Albumin overload induces adaptive responses in human proximal tubular cells through oxidative stress but not via angiotensin II type 1 receptor.

Proteinuria is pathogenic to proximal tubular cells (PTC) and linked with progression to renal failure. The aim of this study was to determine the effects of human serum albumin (HSA) overload on the changes in gene and protein expression stimulated by oxidative stress in PTC and any interaction with ANG II that is pivotal in disease pathogenesis. Markers of oxidative stress, antioxidant defences, transcription factor activation, and the expression of stress-related genes were measured in human PTC (HK-2 cells) overloaded with either globulin-free fatty acid free (GF/FAF) HSA or globulin-free (GF) HSA. The effects of ANG II were also determined. HSA overload in HK-2 cells caused PTC hyperfunction, increased oxidative stress, and an upregulation of adaptive responses and stress-related genes. Some responses were common to both HSAs but others were unique to either HSA and unaffected by addition of ANG II or candesartan (a specific ANG II type 1 receptor blocker). ANG II also independently induced oxidative stress and upregulated other stress-related genes. HSA overload in HK-2 cells stimulated increased oxidative stress and upregulated changes in stress-related gene expression indicating new pathways of PTC injury that are not mediated via ANG II type 1 receptors.

Oxidative stress in a novel model of chronic acidosis in LLC-PK1 cells.

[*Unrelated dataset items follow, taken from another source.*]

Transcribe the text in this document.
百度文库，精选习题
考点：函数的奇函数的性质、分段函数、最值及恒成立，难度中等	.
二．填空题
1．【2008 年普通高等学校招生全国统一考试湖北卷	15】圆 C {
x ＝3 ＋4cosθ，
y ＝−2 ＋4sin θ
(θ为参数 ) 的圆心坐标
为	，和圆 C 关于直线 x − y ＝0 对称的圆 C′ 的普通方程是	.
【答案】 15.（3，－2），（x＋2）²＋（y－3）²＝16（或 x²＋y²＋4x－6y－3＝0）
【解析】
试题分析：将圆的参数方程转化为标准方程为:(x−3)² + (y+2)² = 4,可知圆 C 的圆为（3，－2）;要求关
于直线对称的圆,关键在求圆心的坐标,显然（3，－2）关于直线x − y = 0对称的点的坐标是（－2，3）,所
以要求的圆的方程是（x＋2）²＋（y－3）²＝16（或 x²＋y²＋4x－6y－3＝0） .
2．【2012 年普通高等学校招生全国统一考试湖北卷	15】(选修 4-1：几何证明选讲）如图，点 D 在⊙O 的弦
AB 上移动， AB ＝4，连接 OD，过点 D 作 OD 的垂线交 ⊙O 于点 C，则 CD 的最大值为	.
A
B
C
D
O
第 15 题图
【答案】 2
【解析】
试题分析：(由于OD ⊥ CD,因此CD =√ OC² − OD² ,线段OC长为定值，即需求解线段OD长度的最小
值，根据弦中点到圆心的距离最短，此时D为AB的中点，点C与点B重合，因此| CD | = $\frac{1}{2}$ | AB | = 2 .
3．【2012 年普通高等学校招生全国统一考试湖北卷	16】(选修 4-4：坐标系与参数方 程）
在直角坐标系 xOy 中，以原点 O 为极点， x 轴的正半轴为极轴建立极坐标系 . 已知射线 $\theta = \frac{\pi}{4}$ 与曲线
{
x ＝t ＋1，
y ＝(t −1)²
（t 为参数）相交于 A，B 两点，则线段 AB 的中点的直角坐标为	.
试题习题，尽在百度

Chronic metabolic acidosis occurs commonly in chronic renal failure (CRF). The proximal renal tubular cell is the site in the kidney of high oxidative metabolic activity and in CRF is associated with adaptive hypertrophy and hypermetabolism. We hypothesised that chronic acidosis may lead to increased generation of reactive oxygen species due to increased oxidative activity. We developed a novel model of chronic acidosis in LLC-PK1 cells and measured markers of oxidative stress and metabolism. Acidosis led to a reduction in cellular total glutathione and protein thiol content and an increase in glutathione peroxidase activity and NH3 generation. The expression of constitutively expressed heat stress protein (HSP) HSC70 and HSP60 increased at pH 7.0.